Thursday, January 15, 2009

diversionary tactics

I took Emmy to the quick care for an ear infection.

In one of the exam rooms, a teenage girls was vomiting her guts out. I mean this loud reverberating, throw your entire alimantary canal on the floor type vomit. Emmy, being curious, wanted to see it. Of course I told her "no" and explained why.

Emmy relaxes, gets pre-occupied with something else, and then says "Daddy, what that sign say way over there? I can't see it." I scan the room and see this little sign way across the room, probably a no smoking sign or something, so I say that. "No, it not's that Daddy, no red cross" (geez, they learn about america fast!) So I step a little closer to the sign to see what it really says.

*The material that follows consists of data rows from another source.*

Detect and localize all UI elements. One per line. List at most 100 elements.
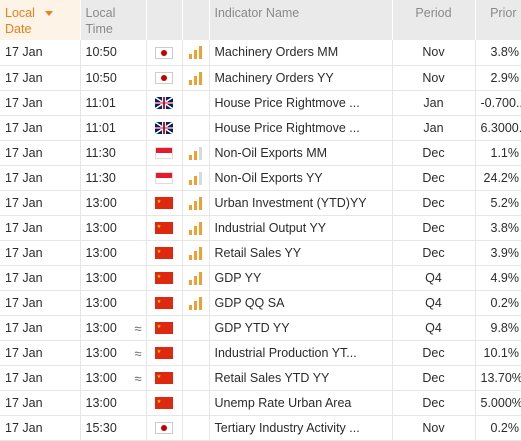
local-time-label-line2: Time <box>85 22 113 36</box>
table-row[interactable]: 17 Jan 13:00 GDP YY Q4 4.9% <box>0 265 521 291</box>
japan-flag-icon <box>155 422 173 435</box>
row-date: 17 Jan <box>0 40 81 66</box>
table-row[interactable]: 17 Jan 15:30 Tertiary Industry Activity ..… <box>0 415 521 441</box>
row-time: 13:00 <box>85 320 117 335</box>
row-impact <box>182 315 210 341</box>
row-period: Nov <box>392 65 476 91</box>
row-date: 17 Jan <box>0 190 81 216</box>
table-row[interactable]: 17 Jan 13:00 GDP QQ SA Q4 0.2% <box>0 290 521 316</box>
table-row[interactable]: 17 Jan 13:00 Urban Investment (YTD)YY Dec 5.… <box>0 190 521 216</box>
row-period: Jan <box>392 115 476 141</box>
row-time-cell: 13:00 <box>80 265 147 291</box>
impact-bars-icon <box>189 46 202 60</box>
row-indicator-name[interactable]: House Price Rightmove ... <box>209 115 393 141</box>
china-flag-icon <box>155 372 173 385</box>
row-time: 13:00 <box>85 370 117 385</box>
column-header-impact[interactable] <box>182 0 210 40</box>
header-row: Local Date Local Time Indicator Name Per… <box>0 0 521 40</box>
row-country <box>146 190 183 216</box>
row-time: 11:01 <box>85 95 116 110</box>
row-impact <box>182 65 210 91</box>
row-impact <box>182 40 210 66</box>
row-indicator-name[interactable]: GDP YY <box>209 265 393 291</box>
japan-flag-icon <box>155 72 173 85</box>
table-row[interactable]: 17 Jan 11:01 House Price Rightmove ... Jan -… <box>0 90 521 116</box>
row-impact <box>182 265 210 291</box>
row-indicator-name[interactable]: Retail Sales YY <box>209 240 393 266</box>
china-flag-icon <box>155 322 173 335</box>
table-row[interactable]: 17 Jan 10:50 Machinery Orders YY Nov 2.9% <box>0 65 521 91</box>
row-date: 17 Jan <box>0 165 81 191</box>
row-indicator-name[interactable]: Machinery Orders MM <box>209 40 393 66</box>
row-period: Dec <box>392 190 476 216</box>
row-date: 17 Jan <box>0 340 81 366</box>
column-header-country[interactable] <box>146 0 183 40</box>
table-row[interactable]: 17 Jan 11:30 Non-Oil Exports YY Dec 24.2% <box>0 165 521 191</box>
impact-bars-icon <box>189 71 202 85</box>
row-time-cell: 11:30 <box>80 165 147 191</box>
row-time-cell: 11:01 <box>80 115 147 141</box>
row-prior: 13.70% <box>475 365 521 391</box>
row-indicator-name[interactable]: Non-Oil Exports YY <box>209 165 393 191</box>
row-prior: 0.2% <box>475 290 521 316</box>
row-country <box>146 365 183 391</box>
row-indicator-name[interactable]: Urban Investment (YTD)YY <box>209 190 393 216</box>
row-prior: 4.9% <box>475 265 521 291</box>
row-time: 13:00 <box>85 195 117 210</box>
row-country <box>146 390 183 416</box>
table-row[interactable]: 17 Jan 13:00 ≈ GDP YTD YY Q4 9.8% <box>0 315 521 341</box>
row-prior: 10.1% <box>475 340 521 366</box>
row-time: 13:00 <box>85 395 117 410</box>
row-indicator-name[interactable]: Retail Sales YTD YY <box>209 365 393 391</box>
row-indicator-name[interactable]: Unemp Rate Urban Area <box>209 390 393 416</box>
row-impact <box>182 115 210 141</box>
row-prior: 5.2% <box>475 190 521 216</box>
row-time-cell: 13:00 <box>80 390 147 416</box>
impact-bars-icon <box>189 196 202 210</box>
row-time: 11:01 <box>85 120 116 135</box>
row-indicator-name[interactable]: Machinery Orders YY <box>209 65 393 91</box>
row-indicator-name[interactable]: Industrial Production YT... <box>209 340 393 366</box>
china-flag-icon <box>155 272 173 285</box>
japan-flag-icon <box>155 46 173 59</box>
row-indicator-name[interactable]: Tertiary Industry Activity ... <box>209 415 393 441</box>
table-row[interactable]: 17 Jan 13:00 ≈ Retail Sales YTD YY Dec 13.70% <box>0 365 521 391</box>
row-country <box>146 415 183 441</box>
row-country <box>146 40 183 66</box>
row-prior: 1.1% <box>475 140 521 166</box>
row-time-cell: 13:00 ≈ <box>80 365 147 391</box>
table-row[interactable]: 17 Jan 11:01 House Price Rightmove ... Jan 6… <box>0 115 521 141</box>
row-date: 17 Jan <box>0 115 81 141</box>
approximate-icon: ≈ <box>134 370 142 386</box>
table-row[interactable]: 17 Jan 13:00 Unemp Rate Urban Area Dec 5.000… <box>0 390 521 416</box>
column-header-local-date[interactable]: Local Date <box>0 0 81 40</box>
row-period: Q4 <box>392 315 476 341</box>
row-country <box>146 290 183 316</box>
row-indicator-name[interactable]: Industrial Output YY <box>209 215 393 241</box>
row-indicator-name[interactable]: House Price Rightmove ... <box>209 90 393 116</box>
table-row[interactable]: 17 Jan 13:00 Industrial Output YY Dec 3.8% <box>0 215 521 241</box>
column-header-indicator-name[interactable]: Indicator Name <box>209 0 393 40</box>
table-row[interactable]: 17 Jan 13:00 Retail Sales YY Dec 3.9% <box>0 240 521 266</box>
row-prior: 0.2% <box>475 415 521 441</box>
row-country <box>146 115 183 141</box>
table-body: 17 Jan 10:50 Machinery Orders MM Nov 3.8% 17 … <box>0 40 521 441</box>
row-indicator-name[interactable]: Non-Oil Exports MM <box>209 140 393 166</box>
impact-bars-icon <box>189 271 202 285</box>
row-date: 17 Jan <box>0 415 81 441</box>
column-header-period[interactable]: Period <box>392 0 476 40</box>
row-time-cell: 15:30 <box>80 415 147 441</box>
table-row[interactable]: 17 Jan 13:00 ≈ Industrial Production YT... D… <box>0 340 521 366</box>
row-impact <box>182 390 210 416</box>
row-impact <box>182 415 210 441</box>
column-header-prior[interactable]: Prior <box>475 0 521 40</box>
column-header-local-time[interactable]: Local Time <box>80 0 147 40</box>
china-flag-icon <box>155 397 173 410</box>
row-time-cell: 13:00 <box>80 190 147 216</box>
china-flag-icon <box>155 247 173 260</box>
sort-descending-icon <box>44 11 53 17</box>
row-indicator-name[interactable]: GDP YTD YY <box>209 315 393 341</box>
row-indicator-name[interactable]: GDP QQ SA <box>209 290 393 316</box>
table-row[interactable]: 17 Jan 11:30 Non-Oil Exports MM Dec 1.1% <box>0 140 521 166</box>
table-row[interactable]: 17 Jan 10:50 Machinery Orders MM Nov 3.8% <box>0 40 521 66</box>
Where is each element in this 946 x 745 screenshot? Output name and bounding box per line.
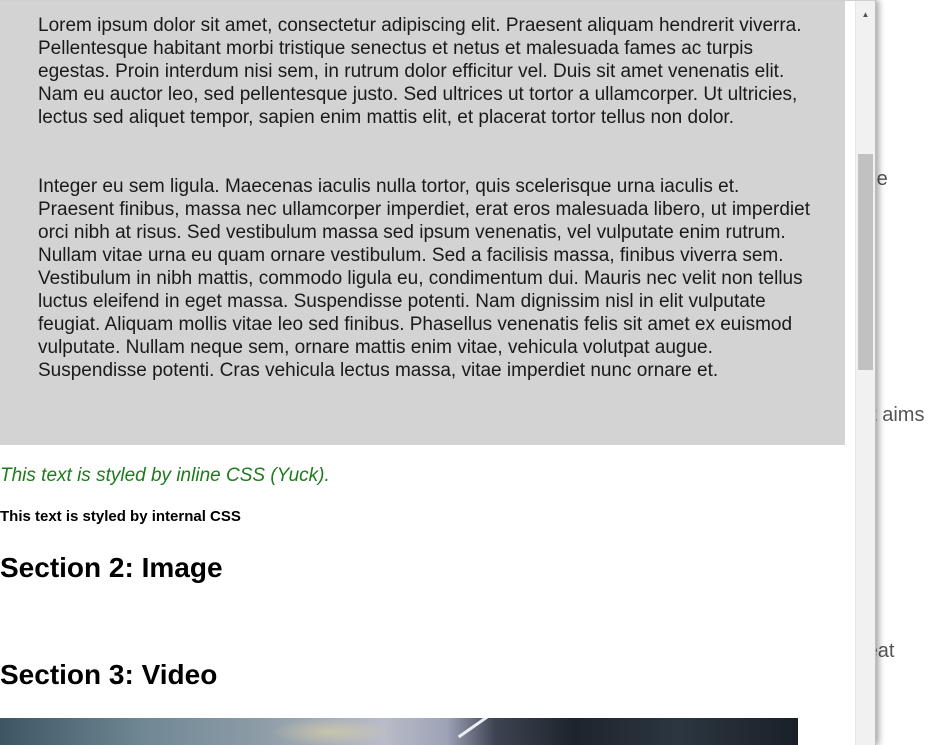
vertical-scrollbar[interactable]: ▲	[855, 1, 875, 745]
scrollbar-thumb[interactable]	[858, 154, 873, 370]
popup-window: Lorem ipsum dolor sit amet, consectetur …	[0, 0, 876, 745]
inline-css-text: This text is styled by inline CSS (Yuck)…	[0, 465, 330, 486]
scroll-up-arrow-icon[interactable]: ▲	[856, 5, 875, 25]
video-player[interactable]	[0, 718, 798, 745]
video-frame-highlight	[270, 718, 390, 745]
lorem-paragraph-2: Integer eu sem ligula. Maecenas iaculis …	[38, 176, 810, 381]
popup-content: Lorem ipsum dolor sit amet, consectetur …	[0, 1, 855, 745]
internal-css-text: This text is styled by internal CSS	[0, 508, 241, 525]
video-frame-streak	[457, 718, 493, 739]
section-2-heading: Section 2: Image	[0, 552, 223, 583]
lorem-paragraph-1: Lorem ipsum dolor sit amet, consectetur …	[38, 15, 802, 128]
section-3-heading: Section 3: Video	[0, 659, 218, 690]
styled-text-box: Lorem ipsum dolor sit amet, consectetur …	[0, 1, 845, 445]
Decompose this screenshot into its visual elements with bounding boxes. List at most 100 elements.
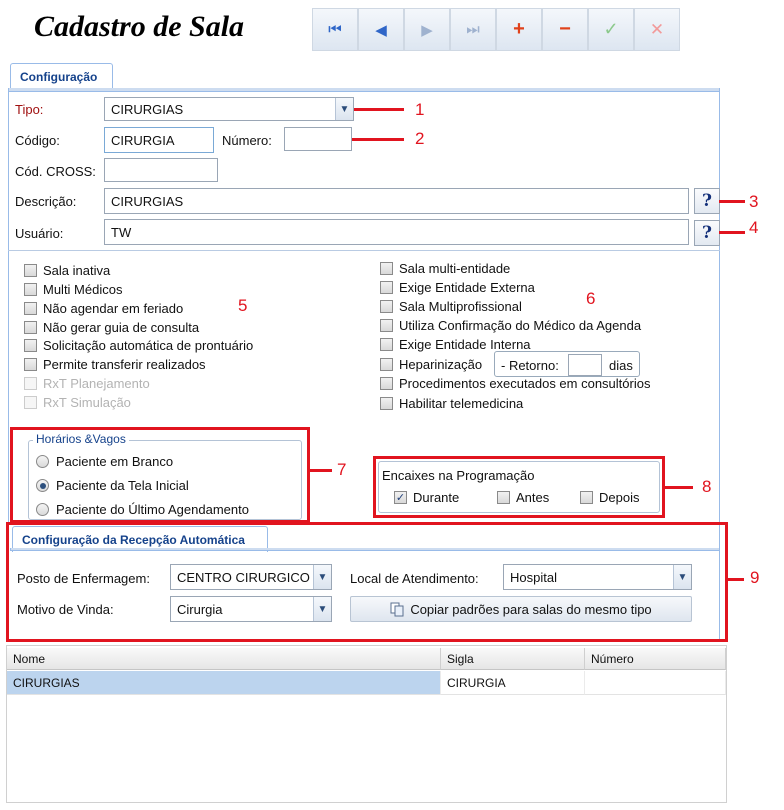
- checkbox-label: Sala multi-entidade: [399, 261, 511, 276]
- option-right-0[interactable]: Sala multi-entidade: [380, 261, 510, 276]
- annotation-3: 3: [749, 192, 759, 211]
- option-right-1[interactable]: Exige Entidade Externa: [380, 280, 535, 295]
- checkbox-box[interactable]: [380, 262, 393, 275]
- checkbox-label: Sala Multiprofissional: [399, 299, 522, 314]
- annotation-line-7: [310, 469, 332, 472]
- checkbox-label: Exige Entidade Externa: [399, 280, 535, 295]
- next-record-icon: ▶: [421, 21, 433, 39]
- checkbox-label: RxT Planejamento: [43, 376, 150, 391]
- tipo-label: Tipo:: [15, 102, 44, 117]
- cod-cross-label: Cód. CROSS:: [15, 164, 96, 179]
- tipo-value: CIRURGIAS: [111, 102, 184, 117]
- next-record-button[interactable]: ▶: [404, 8, 450, 51]
- annotation-8: 8: [702, 477, 712, 496]
- checkbox-box[interactable]: [24, 321, 37, 334]
- annotation-box-7: [10, 427, 310, 523]
- annotation-4: 4: [749, 218, 759, 237]
- usuario-label: Usuário:: [15, 226, 64, 241]
- column-header-numero[interactable]: Número: [585, 648, 726, 670]
- confirm-icon: ✓: [603, 19, 619, 39]
- annotation-line-3: [719, 200, 745, 203]
- cell-sigla[interactable]: CIRURGIA: [441, 671, 585, 695]
- checkbox-box[interactable]: [380, 281, 393, 294]
- checkbox-box[interactable]: [380, 300, 393, 313]
- option-right-6[interactable]: Procedimentos executados em consultórios: [380, 376, 650, 391]
- annotation-9: 9: [750, 568, 760, 587]
- checkbox-box[interactable]: [24, 283, 37, 296]
- usuario-field[interactable]: TW: [104, 219, 689, 245]
- checkbox-box[interactable]: [380, 377, 393, 390]
- option-left-5[interactable]: Permite transferir realizados: [24, 357, 206, 372]
- cod-cross-field[interactable]: [104, 158, 218, 182]
- checkbox-label: Sala inativa: [43, 263, 111, 278]
- usuario-help-button[interactable]: ?: [694, 220, 720, 246]
- checkbox-label: Habilitar telemedicina: [399, 396, 524, 411]
- option-right-2[interactable]: Sala Multiprofissional: [380, 299, 522, 314]
- tab-configuracao[interactable]: Configuração: [10, 63, 113, 89]
- codigo-field[interactable]: CIRURGIA: [104, 127, 214, 153]
- retorno-field[interactable]: [568, 354, 602, 376]
- option-left-4[interactable]: Solicitação automática de prontuário: [24, 338, 253, 353]
- checkbox-label: Multi Médicos: [43, 282, 123, 297]
- help-icon: ?: [702, 223, 712, 243]
- checkbox-box[interactable]: [380, 319, 393, 332]
- tipo-select[interactable]: CIRURGIAS ▼: [104, 97, 354, 121]
- first-record-button[interactable]: ⏮: [312, 8, 358, 51]
- option-left-2[interactable]: Não agendar em feriado: [24, 301, 183, 316]
- numero-label: Número:: [222, 133, 272, 148]
- checkbox-box[interactable]: [380, 358, 393, 371]
- last-record-button[interactable]: ⏭: [450, 8, 496, 51]
- annotation-line-2: [352, 138, 404, 141]
- column-header-nome[interactable]: Nome: [7, 648, 441, 670]
- help-icon: ?: [702, 191, 712, 211]
- add-button[interactable]: +: [496, 8, 542, 51]
- column-header-sigla[interactable]: Sigla: [441, 648, 585, 670]
- option-right-7[interactable]: Habilitar telemedicina: [380, 396, 523, 411]
- checkbox-label: Exige Entidade Interna: [399, 337, 531, 352]
- annotation-7: 7: [337, 460, 347, 479]
- annotation-line-4: [719, 231, 745, 234]
- remove-button[interactable]: −: [542, 8, 588, 51]
- option-right-3[interactable]: Utiliza Confirmação do Médico da Agenda: [380, 318, 641, 333]
- descricao-help-button[interactable]: ?: [694, 188, 720, 214]
- checkbox-box[interactable]: [24, 339, 37, 352]
- descricao-field[interactable]: CIRURGIAS: [104, 188, 689, 214]
- option-left-1[interactable]: Multi Médicos: [24, 282, 122, 297]
- remove-icon: −: [559, 18, 571, 40]
- checkbox-label: Permite transferir realizados: [43, 357, 206, 372]
- checkbox-label: Não agendar em feriado: [43, 301, 184, 316]
- cell-nome[interactable]: CIRURGIAS: [7, 671, 441, 695]
- codigo-label: Código:: [15, 133, 60, 148]
- annotation-2: 2: [415, 129, 425, 148]
- first-record-icon: ⏮: [328, 21, 342, 38]
- checkbox-box[interactable]: [24, 264, 37, 277]
- annotation-box-8: [373, 456, 665, 518]
- chevron-down-icon[interactable]: ▼: [335, 98, 353, 120]
- previous-record-button[interactable]: ◀: [358, 8, 404, 51]
- option-left-7: RxT Simulação: [24, 395, 131, 410]
- checkbox-box[interactable]: [24, 358, 37, 371]
- annotation-line-1: [354, 108, 404, 111]
- annotation-line-9: [728, 578, 744, 581]
- annotation-6: 6: [586, 289, 596, 308]
- checkbox-label: RxT Simulação: [43, 395, 131, 410]
- option-right-4[interactable]: Exige Entidade Interna: [380, 337, 531, 352]
- add-icon: +: [513, 18, 525, 40]
- option-right-5[interactable]: Heparinização: [380, 357, 482, 372]
- cell-numero[interactable]: [585, 671, 726, 695]
- retorno-unit: dias: [609, 358, 633, 373]
- checkbox-box[interactable]: [380, 397, 393, 410]
- checkbox-box[interactable]: [24, 302, 37, 315]
- page-title: Cadastro de Sala: [34, 10, 245, 43]
- checkbox-label: Procedimentos executados em consultórios: [399, 376, 651, 391]
- annotation-box-9: [6, 522, 728, 642]
- numero-field[interactable]: [284, 127, 352, 151]
- checkbox-box[interactable]: [380, 338, 393, 351]
- cancel-button[interactable]: ✕: [634, 8, 680, 51]
- section-divider: [8, 250, 720, 251]
- option-left-3[interactable]: Não gerar guia de consulta: [24, 320, 199, 335]
- confirm-button[interactable]: ✓: [588, 8, 634, 51]
- retorno-group: - Retorno: dias: [494, 351, 640, 377]
- option-left-0[interactable]: Sala inativa: [24, 263, 110, 278]
- retorno-label: - Retorno:: [501, 358, 559, 373]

WHen I did that, Emmy made a beeline for the door to the room where the other patient was puking. I caught her just as she was about to turn the knob. She looked up at me with her 'gotcha grin' and said "Daddy I almost tricked you. I was really close."

One mother, watching all this asked "And how old is she?" "Just turned 4." "Dear God, you are going to have your hands full."

Man, don't I know it.

1 comment:

phillycabbage said...

WOW! She's good! You are definitely going to have your hands full with this one! She's got skills that some adults don't have. Good Luck!